Patrick Poivre d’Arvor
On clôt provisoirement ce débat, José Bové sera notre invité la semaine prochaine.
Jessy Bitarelle, 19 ans, Caours (80), électricien.
Bonsoir madame. Ma question est sur un sujet qu’on n’aborde jamais. Serait- il possible que les politiciens
ainsi que Bruxelles ne prennent pas les décisions sur les dates d’ouverture et de fermeture de la chasse, et
que ces dates redeviennent comme avant, car ce sont les chasseurs qui peuvent dire quand on peut
chasser, et non vous. Tout simplement. Merci.
Patrick Poivre d’Arvor
C’est les chasseurs et non pas Bruxelles…
Ségolène Royal
De quelle région ?
Jessy Bitarelle
Dans la Somme.
Ségolène Royal
La Somme, ah !
Jessy Bitarelle
Donc je viens défendre la Somme pour les chasseurs.
Ségolène Royal
Sur le gibier d’eau alors ?
Jessy Bitarelle
Pour le gibier d’eau et pour la plaine aussi.
Ségolène Royal
Alors il se trouve que je rencontre les chasseurs demain. Vous savez que moi je suis élue d’un
département rural, les Deux-Sèvres, il y a beaucoup de chasseurs.

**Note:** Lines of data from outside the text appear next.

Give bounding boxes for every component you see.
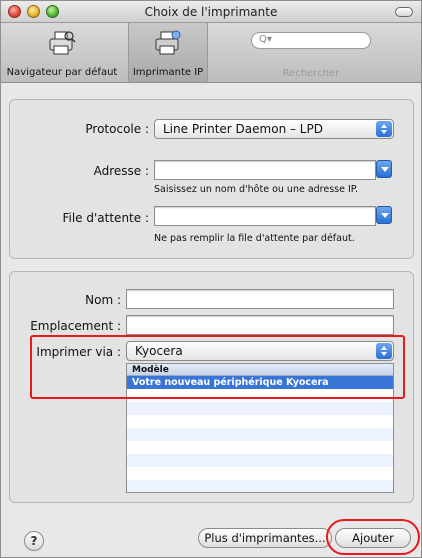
address-label: Adresse : [93, 164, 149, 178]
network-printer-icon [153, 30, 183, 56]
queue-field[interactable] [154, 206, 376, 226]
default-browser-label: Navigateur par défaut [6, 67, 118, 78]
search-icon: Q▾ [259, 34, 272, 45]
list-row-empty [127, 402, 393, 415]
location-label: Emplacement : [30, 319, 121, 333]
search-label: Rechercher [282, 68, 340, 79]
location-field[interactable] [126, 315, 394, 335]
toolbar: Navigateur par défaut Imprimante IP Q▾ R… [1, 23, 421, 83]
list-row-empty [127, 467, 393, 480]
list-row-empty [127, 480, 393, 492]
default-browser-tab[interactable]: Navigateur par défaut [3, 23, 121, 82]
title-bar: Choix de l'imprimante [1, 1, 421, 23]
protocol-value: Line Printer Daemon – LPD [163, 122, 323, 136]
window-title: Choix de l'imprimante [144, 5, 278, 19]
queue-history-button[interactable] [376, 206, 392, 224]
ip-printer-tab[interactable]: Imprimante IP [128, 23, 208, 82]
protocol-label: Protocole : [85, 122, 149, 136]
more-printers-button[interactable]: Plus d'imprimantes... [198, 528, 332, 548]
protocol-popup[interactable]: Line Printer Daemon – LPD [154, 119, 394, 139]
toolbar-toggle-button[interactable] [395, 7, 413, 17]
printer-browser-window: Choix de l'imprimante Navigateur par déf… [0, 0, 422, 558]
search-input[interactable]: Q▾ [251, 32, 371, 49]
help-button[interactable]: ? [24, 531, 44, 551]
highlight-print-using-box [30, 335, 405, 399]
list-row-empty [127, 428, 393, 441]
ip-printer-label: Imprimante IP [132, 67, 204, 78]
queue-label: File d'attente : [62, 211, 149, 225]
highlight-add-button-oval [326, 519, 420, 555]
list-row-empty [127, 415, 393, 428]
list-row-empty [127, 441, 393, 454]
popup-arrows-icon [376, 121, 392, 137]
queue-hint: Ne pas remplir la file d'attente par déf… [154, 233, 355, 244]
printer-icon [47, 30, 77, 56]
address-hint: Saisissez un nom d'hôte ou une adresse I… [154, 184, 359, 195]
name-field[interactable] [126, 289, 394, 309]
address-history-button[interactable] [376, 160, 392, 178]
list-row-empty [127, 454, 393, 467]
name-label: Nom : [85, 293, 121, 307]
address-field[interactable] [154, 160, 376, 180]
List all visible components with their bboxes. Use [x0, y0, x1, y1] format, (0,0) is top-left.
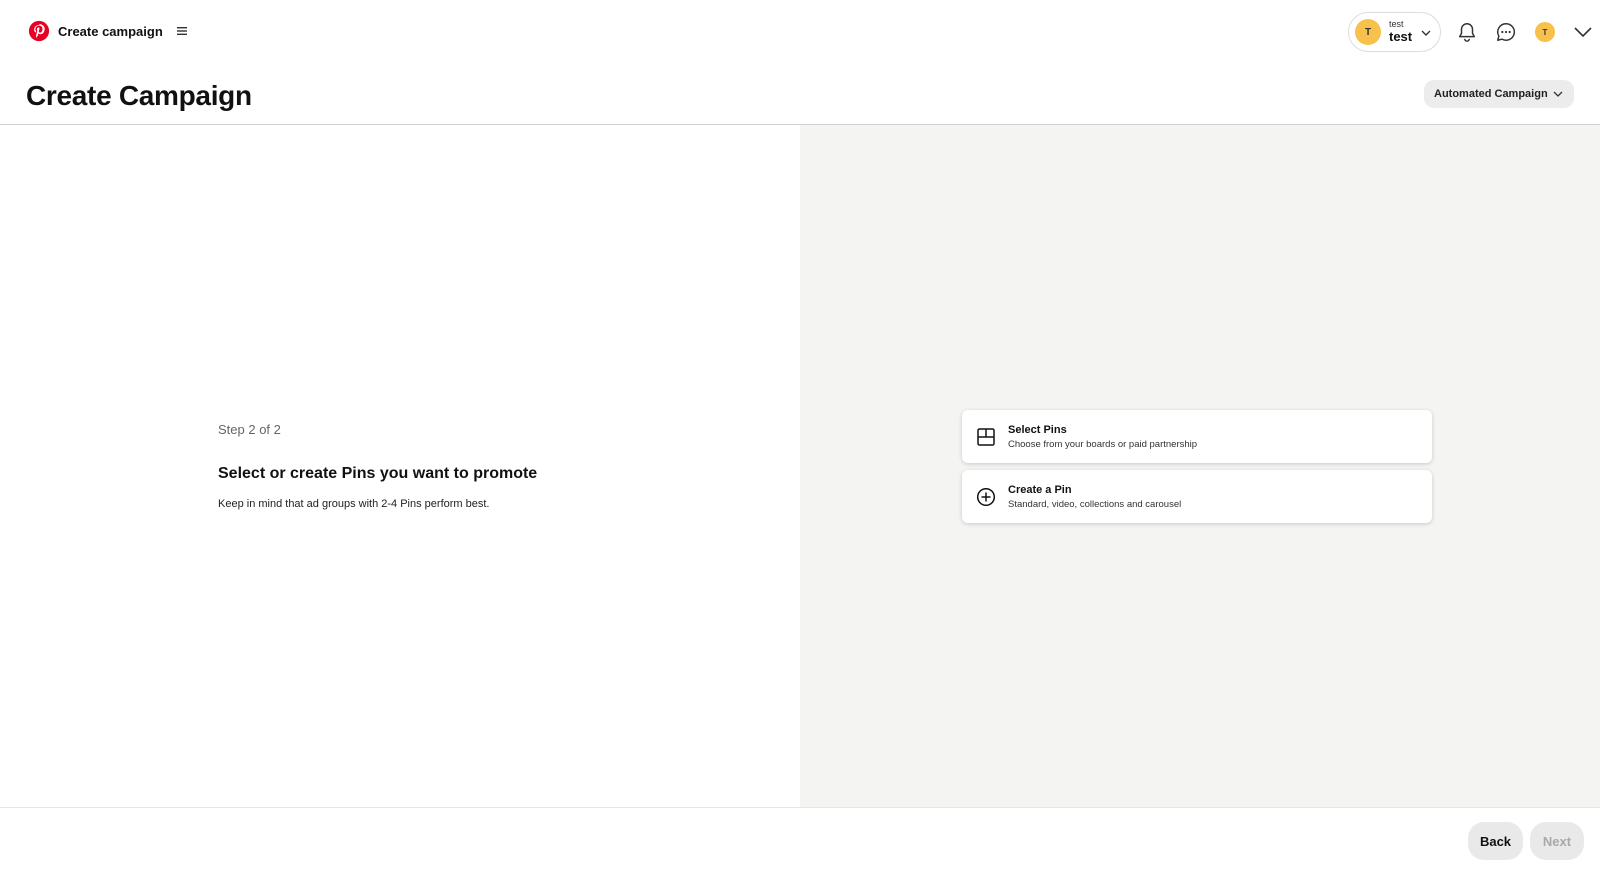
create-pin-option[interactable]: Create a Pin Standard, video, collection…: [962, 470, 1432, 523]
grid-icon: [977, 427, 995, 446]
notifications-button[interactable]: [1455, 20, 1479, 44]
accounts-menu-button[interactable]: [1571, 20, 1595, 44]
options-pane: Select Pins Choose from your boards or p…: [800, 125, 1600, 807]
select-pins-option[interactable]: Select Pins Choose from your boards or p…: [962, 410, 1432, 463]
page-header: Create Campaign Automated Campaign: [0, 64, 1600, 125]
step-indicator: Step 2 of 2: [218, 422, 281, 437]
plus-circle-icon: [976, 487, 996, 506]
next-button[interactable]: Next: [1530, 822, 1584, 860]
chevron-down-icon: [1553, 91, 1563, 97]
pinterest-logo-icon[interactable]: [28, 20, 50, 42]
page-title: Create Campaign: [26, 80, 252, 111]
option-title: Select Pins: [1008, 423, 1067, 436]
chevron-down-icon: [1574, 27, 1592, 38]
option-title: Create a Pin: [1008, 483, 1072, 496]
section-subtext: Keep in mind that ad groups with 2-4 Pin…: [218, 498, 490, 510]
campaign-type-label: Automated Campaign: [1434, 88, 1548, 100]
top-navigation: Create campaign T test test T: [0, 0, 1600, 64]
campaign-type-dropdown[interactable]: Automated Campaign: [1424, 80, 1574, 108]
option-description: Choose from your boards or paid partners…: [1008, 438, 1198, 450]
footer-bar: Back Next: [0, 807, 1600, 872]
profile-button[interactable]: T: [1533, 20, 1557, 44]
messages-button[interactable]: [1494, 20, 1518, 44]
hamburger-menu-icon[interactable]: [175, 24, 189, 38]
section-heading: Select or create Pins you want to promot…: [218, 465, 538, 482]
brand: Create campaign: [28, 20, 189, 42]
chat-icon: [1497, 23, 1516, 41]
account-avatar: T: [1355, 19, 1381, 45]
chevron-down-icon: [1421, 30, 1431, 36]
profile-avatar: T: [1535, 22, 1555, 42]
option-description: Standard, video, collections and carouse…: [1008, 498, 1182, 510]
back-button[interactable]: Back: [1468, 822, 1523, 860]
account-switcher[interactable]: T test test: [1348, 12, 1441, 52]
account-name: test: [1389, 28, 1413, 44]
bell-icon: [1458, 23, 1476, 42]
nav-title: Create campaign: [58, 23, 163, 39]
instructions-pane: Step 2 of 2 Select or create Pins you wa…: [0, 125, 800, 807]
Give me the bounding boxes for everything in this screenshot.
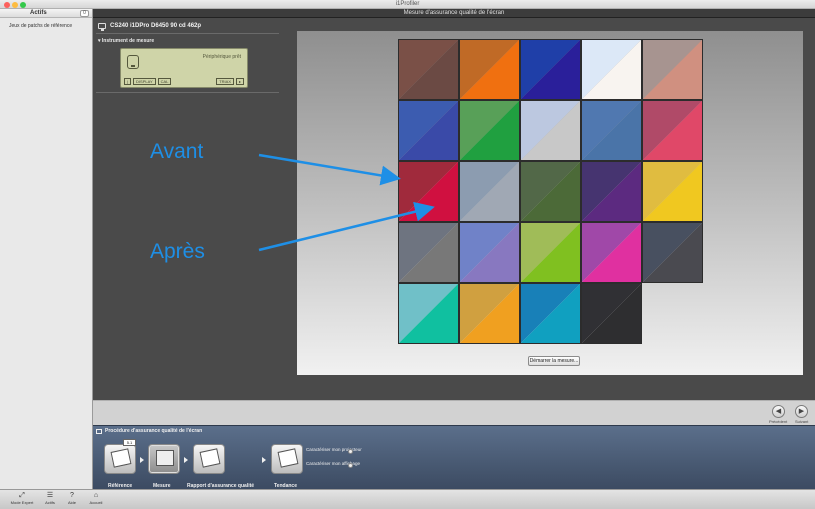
help-icon: ? xyxy=(70,492,74,499)
divider xyxy=(96,92,279,93)
device-line: CS240 i1DPro D6450 90 cd 462p xyxy=(98,21,201,31)
color-patch xyxy=(642,39,703,100)
home-icon: ⌂ xyxy=(93,492,99,499)
expert-mode-icon: ⤢ xyxy=(19,492,25,499)
option-projector-arrow-icon[interactable] xyxy=(348,449,353,454)
measure-monitor-icon xyxy=(156,450,174,466)
color-patch xyxy=(459,100,520,161)
device-description: CS240 i1DPro D6450 90 cd 462p xyxy=(110,23,202,29)
color-patch xyxy=(398,283,459,344)
step-reference-button[interactable]: 5.1 xyxy=(104,439,136,474)
chevron-right-icon xyxy=(140,457,144,463)
color-patch xyxy=(459,161,520,222)
color-patch xyxy=(642,161,703,222)
color-patch-grid xyxy=(398,39,703,344)
step-measure-button[interactable] xyxy=(148,444,180,474)
reference-version-tag: 5.1 xyxy=(123,439,136,446)
instrument-label: Instrument de mesure xyxy=(101,38,155,44)
bottom-toolbar: ⤢ Mode Expert ☰ Actifs ? Aide ⌂ Accueil xyxy=(0,489,815,509)
window-title: i1Profiler xyxy=(395,1,420,7)
color-patch xyxy=(642,100,703,161)
step-trend-button[interactable] xyxy=(271,444,303,474)
sidebar: Actifs 0 Jeux de patchs de référence xyxy=(0,9,93,489)
app-window: i1Profiler Actifs 0 Jeux de patchs de ré… xyxy=(0,0,815,509)
start-measurement-button[interactable]: Démarrer la mesure... xyxy=(528,356,580,366)
sidebar-tabbar: Actifs 0 xyxy=(0,9,92,18)
toolbar-help-label: Aide xyxy=(67,500,76,505)
toolbar-home-label: Accueil xyxy=(89,500,103,505)
toolbar-expert-mode[interactable]: ⤢ Mode Expert xyxy=(10,492,34,509)
toolbar-help[interactable]: ? Aide xyxy=(60,492,84,509)
color-patch xyxy=(459,222,520,283)
lcd-buttons: | DISPLAY CAL TRIAX ▸ xyxy=(124,78,244,85)
color-patch xyxy=(581,222,642,283)
report-icon xyxy=(199,448,221,468)
color-patch xyxy=(581,161,642,222)
page-header: Mesure d'assurance qualité de l'écran xyxy=(93,9,815,18)
next-label: Suivant xyxy=(795,419,809,424)
color-patch xyxy=(581,100,642,161)
instrument-section-label[interactable]: ▾ Instrument de mesure xyxy=(98,38,154,44)
lcd-indicator-icon: | xyxy=(124,78,132,85)
trend-chart-icon xyxy=(277,448,299,468)
color-patch xyxy=(520,222,581,283)
list-icon: ☰ xyxy=(46,492,54,499)
color-patch xyxy=(520,161,581,222)
annotation-before: Avant xyxy=(150,140,204,163)
chevron-right-icon xyxy=(184,457,188,463)
color-patch xyxy=(520,283,581,344)
navigation-strip: ◀ ▶ Précédent Suivant xyxy=(93,400,815,425)
toolbar-assets-label: Actifs xyxy=(45,500,55,505)
chevron-right-icon xyxy=(262,457,266,463)
color-patch xyxy=(581,283,642,344)
option-display-arrow-icon[interactable] xyxy=(348,463,353,468)
workflow-icon xyxy=(96,428,102,434)
device-info-panel: CS240 i1DPro D6450 90 cd 462p ▾ Instrume… xyxy=(94,18,281,96)
color-patch xyxy=(398,222,459,283)
workflow-header: Procédure d'assurance qualité de l'écran xyxy=(96,428,202,434)
step-qa-report-button[interactable] xyxy=(193,444,225,474)
color-patch xyxy=(398,39,459,100)
toolbar-expert-mode-label: Mode Expert xyxy=(10,500,34,505)
sidebar-tab-actifs[interactable]: Actifs xyxy=(30,9,47,18)
workflow-title: Procédure d'assurance qualité de l'écran xyxy=(105,428,203,434)
lcd-display-label: DISPLAY xyxy=(133,78,156,85)
toolbar-assets[interactable]: ☰ Actifs xyxy=(38,492,62,509)
next-button[interactable]: ▶ xyxy=(795,405,808,418)
previous-label: Précédent xyxy=(769,419,788,424)
toolbar-home[interactable]: ⌂ Accueil xyxy=(84,492,108,509)
color-patch xyxy=(520,100,581,161)
device-status: Périphérique prêt xyxy=(202,54,241,60)
divider xyxy=(96,33,279,34)
instrument-device-icon xyxy=(127,55,139,69)
sidebar-count-badge[interactable]: 0 xyxy=(80,10,89,17)
color-patch xyxy=(398,100,459,161)
color-patch xyxy=(459,39,520,100)
color-patch xyxy=(520,39,581,100)
lcd-triax-label: TRIAX xyxy=(216,78,234,85)
lcd-cal-label: CAL xyxy=(157,78,172,85)
color-patch xyxy=(398,161,459,222)
annotation-after: Après xyxy=(150,240,205,263)
instrument-lcd-display: Périphérique prêt | DISPLAY CAL TRIAX ▸ xyxy=(120,48,248,88)
workflow-panel: Procédure d'assurance qualité de l'écran… xyxy=(93,425,815,489)
color-patch xyxy=(459,283,520,344)
sidebar-item-reference-patch-sets[interactable]: Jeux de patchs de référence xyxy=(0,18,92,29)
page-title: Mesure d'assurance qualité de l'écran xyxy=(403,10,505,16)
color-patch xyxy=(642,222,703,283)
title-bar: i1Profiler xyxy=(0,0,815,9)
previous-button[interactable]: ◀ xyxy=(772,405,785,418)
reference-document-icon xyxy=(110,448,132,468)
color-patch xyxy=(581,39,642,100)
option-projector[interactable]: Caractériser mon projecteur xyxy=(306,447,362,452)
lcd-arrow-icon: ▸ xyxy=(235,78,244,85)
measurement-canvas: Démarrer la mesure... xyxy=(297,31,803,375)
monitor-icon xyxy=(98,23,106,31)
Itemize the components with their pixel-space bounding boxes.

Et avec eux j’ai fait des contrats de
reboisement, replanter les haies. Parce que voyez parfois il y a des convergences dans une société, on
essaye de voir ce qu’on peut faire en commun. Quand on replante les haies, ça permet aux oiseaux de
nidifier et donc aux chasseurs de se consacrer à leurs loisirs. Je pense qu’il faut les laisser tranquilles, les
chasseurs. Et en même temps il y a des règles. Pourquoi il y a des règles ? Parce qu’il faut protéger aussi
la biodiversité. Et il faut protéger notamment les moments de reproduction, il ne faut pas qu’il y ait de
chasse à ce moment-là, pour protéger la biodiversité. Et donc je pense qu’il faut trouver des solutions
d’équilibre. Et on en trouve. Parce qu’il y a la connaissance de la ressource cynégétique, il y a le respect
d’un loisir qui doit être respecté en tant que tel, il y a le travail que font les chasseurs dans l’espace rural,
je l’ai dit à l’instant, avec le travail d’éducation avec des enfants, sur la variété des espèces animales. Et
donc je pense que les chasseurs ont toute leur place, mais en même temps je ne serai pas tout à fait
d’accord avec vous quand vous dites que c’est à eux de fixer les dates de chasse. Mais c’est à eux d’être
associés. Les chasseurs n’ont pas non plus envie de détruire tout le gibier…
Jessy Bitarelle
On n’est pas des carnassiers.
Ségolène Royal
De toute façon s’ils détruisent tout le gibier au moment de la reproduction, ils n’ont pas de gibier l’année
suivante. Moi je fais confiance à l’intelligence des gens pour discuter et pour faire en sorte que les règles
soient les plus justes possible.
Patrick Poivre d’Arvor
J’essaie de donner la parole à des gens qui n’ont pas posé de questions. Mademoiselle et ensuite
monsieur…
Sonia Boulila, 19 ans, Chenove (21), lycéenne.
Bonsoir madame. Moi j’ai une question essentiellement sur l’inégalité qu’il y a en France aujourd’hui.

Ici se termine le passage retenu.